Gravitational Force Between Point Masses
In physics, the gravitational force between two point masses is described by Newton’s law of universal gravitation.
Think of it like a cosmic handshake: the more massive the objects, the stronger the handshake, and the farther apart they are, the weaker it becomes. 🤝
1️⃣ The Gravitational Force Formula
\$F = G\frac{m1m2}{r^2}\$
where:
- \$F\$ = gravitational force (N)
- \$G\$ = gravitational constant \$6.674\times10^{-11}\,\text{Nm}^2\text{/kg}^2\$
- \$m1, m2\$ = masses (kg)
- \$r\$ = distance between centres (m)
2️⃣ Centripetal Acceleration
For an object moving in a circle of radius \$r\$ at speed \$v\$, the required centripetal acceleration is
\$a_c = \frac{v^2}{r}\$
The gravitational force provides this acceleration when the object orbits a massive body. 🌍
3️⃣ Circular Orbit Condition
In a stable circular orbit, the gravitational force equals the centripetal force:
\$G\frac{M m}{r^2} = m\frac{v^2}{r}\$
Simplifying (cancel \$m\$):
\$v^2 = \frac{GM}{r}\$
So the orbital speed depends only on the mass of the central body (\$M\$) and the orbital radius (\$r\$).
🔄 If you double the radius, the speed drops to about \$1/\sqrt{2}\$ of its previous value.
4️⃣ Example: Earth‑Moon System
Let’s calculate the Moon’s orbital speed around Earth.

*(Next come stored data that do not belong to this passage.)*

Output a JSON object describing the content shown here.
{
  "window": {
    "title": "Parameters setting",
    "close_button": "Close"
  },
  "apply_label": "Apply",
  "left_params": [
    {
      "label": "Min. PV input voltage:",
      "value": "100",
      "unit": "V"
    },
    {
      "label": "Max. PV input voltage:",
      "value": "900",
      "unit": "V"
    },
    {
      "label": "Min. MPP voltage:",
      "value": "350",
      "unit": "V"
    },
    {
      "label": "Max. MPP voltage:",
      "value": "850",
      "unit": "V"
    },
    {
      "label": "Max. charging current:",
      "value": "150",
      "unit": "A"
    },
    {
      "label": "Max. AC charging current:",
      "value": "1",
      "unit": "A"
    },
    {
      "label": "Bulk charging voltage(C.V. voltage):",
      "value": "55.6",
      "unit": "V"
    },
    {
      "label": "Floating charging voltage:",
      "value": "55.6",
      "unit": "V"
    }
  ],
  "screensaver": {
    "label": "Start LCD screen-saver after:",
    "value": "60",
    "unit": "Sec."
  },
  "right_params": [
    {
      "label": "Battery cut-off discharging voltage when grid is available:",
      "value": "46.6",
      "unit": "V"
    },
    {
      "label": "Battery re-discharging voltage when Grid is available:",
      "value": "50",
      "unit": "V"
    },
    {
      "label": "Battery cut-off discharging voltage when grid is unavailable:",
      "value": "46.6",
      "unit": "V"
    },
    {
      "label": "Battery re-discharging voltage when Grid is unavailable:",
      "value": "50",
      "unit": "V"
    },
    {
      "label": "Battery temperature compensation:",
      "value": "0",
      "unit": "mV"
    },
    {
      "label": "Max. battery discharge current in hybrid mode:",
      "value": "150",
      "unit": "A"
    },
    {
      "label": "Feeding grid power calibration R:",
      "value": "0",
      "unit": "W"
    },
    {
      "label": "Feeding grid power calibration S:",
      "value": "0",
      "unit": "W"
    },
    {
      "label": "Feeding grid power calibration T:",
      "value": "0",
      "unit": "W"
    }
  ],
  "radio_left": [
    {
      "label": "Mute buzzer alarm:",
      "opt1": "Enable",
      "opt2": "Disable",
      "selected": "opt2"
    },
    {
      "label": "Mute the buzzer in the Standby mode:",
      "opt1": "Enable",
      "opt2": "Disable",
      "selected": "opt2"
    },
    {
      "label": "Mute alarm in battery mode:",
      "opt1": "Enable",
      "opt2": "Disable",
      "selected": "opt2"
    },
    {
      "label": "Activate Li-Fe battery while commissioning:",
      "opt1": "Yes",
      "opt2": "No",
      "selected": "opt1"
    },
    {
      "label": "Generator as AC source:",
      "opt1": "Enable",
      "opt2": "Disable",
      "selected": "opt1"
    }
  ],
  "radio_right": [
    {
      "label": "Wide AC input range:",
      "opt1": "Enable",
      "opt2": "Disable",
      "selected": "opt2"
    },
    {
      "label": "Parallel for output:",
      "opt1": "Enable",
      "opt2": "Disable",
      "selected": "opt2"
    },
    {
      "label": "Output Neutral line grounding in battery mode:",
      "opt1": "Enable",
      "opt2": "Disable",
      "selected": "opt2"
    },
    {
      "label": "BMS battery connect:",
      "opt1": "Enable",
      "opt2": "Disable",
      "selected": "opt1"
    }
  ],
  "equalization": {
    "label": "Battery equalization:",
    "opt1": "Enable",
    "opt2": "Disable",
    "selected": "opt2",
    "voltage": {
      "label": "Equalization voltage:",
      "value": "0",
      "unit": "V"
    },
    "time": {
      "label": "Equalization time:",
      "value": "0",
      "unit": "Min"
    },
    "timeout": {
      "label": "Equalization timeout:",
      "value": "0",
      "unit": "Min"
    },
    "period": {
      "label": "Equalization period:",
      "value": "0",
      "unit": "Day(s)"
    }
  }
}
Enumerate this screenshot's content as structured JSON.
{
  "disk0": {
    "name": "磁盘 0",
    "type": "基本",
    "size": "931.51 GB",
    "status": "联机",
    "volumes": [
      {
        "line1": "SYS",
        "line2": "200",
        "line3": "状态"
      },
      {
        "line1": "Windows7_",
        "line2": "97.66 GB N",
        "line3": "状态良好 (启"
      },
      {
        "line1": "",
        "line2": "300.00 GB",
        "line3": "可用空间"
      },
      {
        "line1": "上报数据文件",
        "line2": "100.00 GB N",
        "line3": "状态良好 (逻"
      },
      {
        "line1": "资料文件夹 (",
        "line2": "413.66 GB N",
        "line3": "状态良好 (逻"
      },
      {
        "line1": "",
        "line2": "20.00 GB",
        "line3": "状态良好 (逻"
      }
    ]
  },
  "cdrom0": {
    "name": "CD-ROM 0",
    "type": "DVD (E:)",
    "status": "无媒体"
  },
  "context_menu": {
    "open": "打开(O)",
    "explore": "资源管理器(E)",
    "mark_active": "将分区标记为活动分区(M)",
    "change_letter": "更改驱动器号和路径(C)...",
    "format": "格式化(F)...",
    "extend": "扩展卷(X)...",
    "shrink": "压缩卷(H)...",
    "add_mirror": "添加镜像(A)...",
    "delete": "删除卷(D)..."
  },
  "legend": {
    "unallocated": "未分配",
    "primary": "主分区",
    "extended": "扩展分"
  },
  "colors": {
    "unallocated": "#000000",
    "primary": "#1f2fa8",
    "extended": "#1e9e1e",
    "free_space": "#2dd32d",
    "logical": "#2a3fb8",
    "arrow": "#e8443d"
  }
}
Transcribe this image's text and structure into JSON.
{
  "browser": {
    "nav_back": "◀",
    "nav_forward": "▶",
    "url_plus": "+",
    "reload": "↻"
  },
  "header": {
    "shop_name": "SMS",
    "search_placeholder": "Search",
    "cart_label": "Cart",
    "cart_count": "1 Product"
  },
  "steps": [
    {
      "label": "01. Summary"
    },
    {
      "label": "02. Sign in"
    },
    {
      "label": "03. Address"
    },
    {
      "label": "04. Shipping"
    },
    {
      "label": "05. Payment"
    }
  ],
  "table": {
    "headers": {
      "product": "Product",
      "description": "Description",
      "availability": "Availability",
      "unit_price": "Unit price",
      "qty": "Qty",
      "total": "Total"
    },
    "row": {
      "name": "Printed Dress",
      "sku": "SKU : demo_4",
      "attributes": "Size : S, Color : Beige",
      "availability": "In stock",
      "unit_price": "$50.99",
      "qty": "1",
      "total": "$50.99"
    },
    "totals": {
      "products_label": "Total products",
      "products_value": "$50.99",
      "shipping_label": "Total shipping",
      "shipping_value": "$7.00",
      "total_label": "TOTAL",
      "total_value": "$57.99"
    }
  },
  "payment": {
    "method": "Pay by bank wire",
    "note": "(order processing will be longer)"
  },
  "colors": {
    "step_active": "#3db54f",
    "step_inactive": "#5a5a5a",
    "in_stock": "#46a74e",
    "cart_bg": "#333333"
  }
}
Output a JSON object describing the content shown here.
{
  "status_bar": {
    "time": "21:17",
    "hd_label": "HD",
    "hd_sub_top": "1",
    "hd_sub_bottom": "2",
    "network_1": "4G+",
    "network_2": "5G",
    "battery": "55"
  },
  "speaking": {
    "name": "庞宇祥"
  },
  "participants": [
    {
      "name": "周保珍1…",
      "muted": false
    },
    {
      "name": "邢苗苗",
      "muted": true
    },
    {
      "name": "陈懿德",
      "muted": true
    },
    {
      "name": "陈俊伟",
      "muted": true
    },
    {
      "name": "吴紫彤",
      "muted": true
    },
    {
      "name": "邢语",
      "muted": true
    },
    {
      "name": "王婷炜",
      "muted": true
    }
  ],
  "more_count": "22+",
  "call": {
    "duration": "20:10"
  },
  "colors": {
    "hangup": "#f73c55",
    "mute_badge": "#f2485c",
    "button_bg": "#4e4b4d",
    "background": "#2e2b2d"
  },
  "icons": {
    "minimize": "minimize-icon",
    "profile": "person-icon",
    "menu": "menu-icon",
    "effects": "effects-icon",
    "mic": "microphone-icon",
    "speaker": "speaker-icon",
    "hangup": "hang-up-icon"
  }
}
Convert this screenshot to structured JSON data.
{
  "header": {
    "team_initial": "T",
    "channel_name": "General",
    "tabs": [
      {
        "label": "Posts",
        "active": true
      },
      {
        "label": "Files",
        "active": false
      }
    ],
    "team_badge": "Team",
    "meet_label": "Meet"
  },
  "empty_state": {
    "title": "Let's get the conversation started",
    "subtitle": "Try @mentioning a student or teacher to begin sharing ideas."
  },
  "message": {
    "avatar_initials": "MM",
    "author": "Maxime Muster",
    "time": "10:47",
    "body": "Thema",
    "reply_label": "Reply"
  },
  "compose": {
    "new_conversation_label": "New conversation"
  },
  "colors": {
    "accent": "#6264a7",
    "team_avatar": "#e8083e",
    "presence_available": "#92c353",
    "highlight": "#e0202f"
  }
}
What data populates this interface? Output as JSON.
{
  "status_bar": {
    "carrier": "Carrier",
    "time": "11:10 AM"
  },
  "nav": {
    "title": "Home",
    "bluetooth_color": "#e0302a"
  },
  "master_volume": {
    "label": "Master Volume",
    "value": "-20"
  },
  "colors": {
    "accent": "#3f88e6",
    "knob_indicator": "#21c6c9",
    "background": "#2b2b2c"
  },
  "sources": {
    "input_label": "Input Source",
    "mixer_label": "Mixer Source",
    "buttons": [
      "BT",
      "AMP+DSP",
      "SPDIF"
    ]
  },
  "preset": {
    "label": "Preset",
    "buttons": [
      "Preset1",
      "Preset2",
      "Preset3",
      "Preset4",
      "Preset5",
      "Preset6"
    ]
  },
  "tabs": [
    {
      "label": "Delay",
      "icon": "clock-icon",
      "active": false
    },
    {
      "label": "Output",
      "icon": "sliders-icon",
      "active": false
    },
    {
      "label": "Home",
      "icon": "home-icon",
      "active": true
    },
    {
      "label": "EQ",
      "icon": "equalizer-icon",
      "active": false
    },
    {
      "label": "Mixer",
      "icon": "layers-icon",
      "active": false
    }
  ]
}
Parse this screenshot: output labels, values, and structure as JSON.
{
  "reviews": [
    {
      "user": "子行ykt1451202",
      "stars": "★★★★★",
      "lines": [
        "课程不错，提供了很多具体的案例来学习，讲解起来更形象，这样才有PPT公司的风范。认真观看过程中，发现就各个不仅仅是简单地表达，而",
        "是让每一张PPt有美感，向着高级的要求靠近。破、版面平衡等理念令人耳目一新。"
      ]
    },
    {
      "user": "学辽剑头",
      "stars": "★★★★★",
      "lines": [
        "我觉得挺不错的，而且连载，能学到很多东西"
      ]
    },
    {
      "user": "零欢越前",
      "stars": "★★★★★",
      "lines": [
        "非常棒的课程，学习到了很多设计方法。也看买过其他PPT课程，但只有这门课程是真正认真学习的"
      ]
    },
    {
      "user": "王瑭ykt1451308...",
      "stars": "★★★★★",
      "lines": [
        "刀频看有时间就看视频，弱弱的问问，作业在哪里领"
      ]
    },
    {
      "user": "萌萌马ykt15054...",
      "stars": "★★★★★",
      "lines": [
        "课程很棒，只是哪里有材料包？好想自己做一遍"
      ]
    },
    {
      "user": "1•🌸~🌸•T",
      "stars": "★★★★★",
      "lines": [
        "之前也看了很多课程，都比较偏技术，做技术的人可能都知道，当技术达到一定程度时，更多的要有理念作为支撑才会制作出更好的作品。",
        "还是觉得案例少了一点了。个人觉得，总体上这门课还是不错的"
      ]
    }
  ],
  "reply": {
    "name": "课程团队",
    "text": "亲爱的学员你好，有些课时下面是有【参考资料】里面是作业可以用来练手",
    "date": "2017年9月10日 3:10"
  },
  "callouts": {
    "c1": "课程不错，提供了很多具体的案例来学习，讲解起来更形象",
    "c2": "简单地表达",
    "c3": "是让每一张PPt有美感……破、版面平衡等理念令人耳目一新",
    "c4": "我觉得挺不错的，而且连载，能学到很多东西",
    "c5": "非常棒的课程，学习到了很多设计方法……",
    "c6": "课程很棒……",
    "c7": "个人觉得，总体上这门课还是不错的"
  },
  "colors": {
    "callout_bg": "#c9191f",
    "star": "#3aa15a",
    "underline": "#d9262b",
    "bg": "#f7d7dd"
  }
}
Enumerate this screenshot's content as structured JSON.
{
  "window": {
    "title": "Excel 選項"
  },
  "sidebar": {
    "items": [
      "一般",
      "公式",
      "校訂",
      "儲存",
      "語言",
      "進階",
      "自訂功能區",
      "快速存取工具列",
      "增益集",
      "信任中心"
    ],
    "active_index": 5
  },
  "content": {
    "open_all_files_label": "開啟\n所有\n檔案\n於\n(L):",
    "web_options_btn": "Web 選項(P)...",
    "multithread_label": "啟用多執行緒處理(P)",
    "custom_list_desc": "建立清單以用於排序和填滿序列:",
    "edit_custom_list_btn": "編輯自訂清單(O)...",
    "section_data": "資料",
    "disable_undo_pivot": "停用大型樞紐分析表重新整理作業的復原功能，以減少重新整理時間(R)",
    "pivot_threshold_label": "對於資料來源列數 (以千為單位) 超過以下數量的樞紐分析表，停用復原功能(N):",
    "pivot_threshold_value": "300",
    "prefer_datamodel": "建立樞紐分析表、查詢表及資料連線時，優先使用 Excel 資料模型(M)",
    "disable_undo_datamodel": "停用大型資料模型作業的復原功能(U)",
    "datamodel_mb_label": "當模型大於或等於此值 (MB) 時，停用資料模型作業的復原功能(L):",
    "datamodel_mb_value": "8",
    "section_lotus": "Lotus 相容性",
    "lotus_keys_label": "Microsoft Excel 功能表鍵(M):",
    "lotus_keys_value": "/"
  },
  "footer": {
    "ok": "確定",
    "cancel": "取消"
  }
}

- \$M_{\text{Earth}} = 5.97\times10^{24}\,\text{kg}\$
- \$r_{\text{Earth–Moon}} = 3.84\times10^8\,\text{m}\$
Using \$v = \sqrt{GM/r}\$:
\$v = \sqrt{\frac{6.674\times10^{-11}\times5.97\times10^{24}}{3.84\times10^8}} \approx 1.02\times10^3\,\text{m/s}\$
So the Moon travels about 1 km/s around Earth. 🚀
5️⃣ Exam Tips Box
📝 Key Points to Remember:
- Always write the full equation \$F = Gm1m2/r^2\$ before simplifying.
- When cancelling the orbiting mass \$m\$, note that it disappears from the final speed expression.
- Check units: \$G\$ is in \$\text{Nm}^2\text{/kg}^2\$, so \$v\$ will be in \$\text{m/s}\$.
- For circular orbits, remember \$v^2 = GM/r\$; for elliptical orbits, use the vis‑viva equation.
- Use the “handshake” analogy to explain why more massive bodies pull harder.
6️⃣ Quick Practice Problems
- Calculate the orbital speed of a satellite at an altitude of 300 km above Earth’s surface.
- If a planet has twice Earth’s mass but the same radius, how does the orbital speed at its surface change?
- Show that the gravitational force between two equal masses at a distance of 10 m is 1/100 of the force when they are 1 m apart.
7️⃣ Summary Box
Remember:
- Gravitational force decreases with the square of distance.
- In a circular orbit, the required centripetal acceleration is supplied by gravity.
- Orbital speed depends only on the central mass and orbital radius.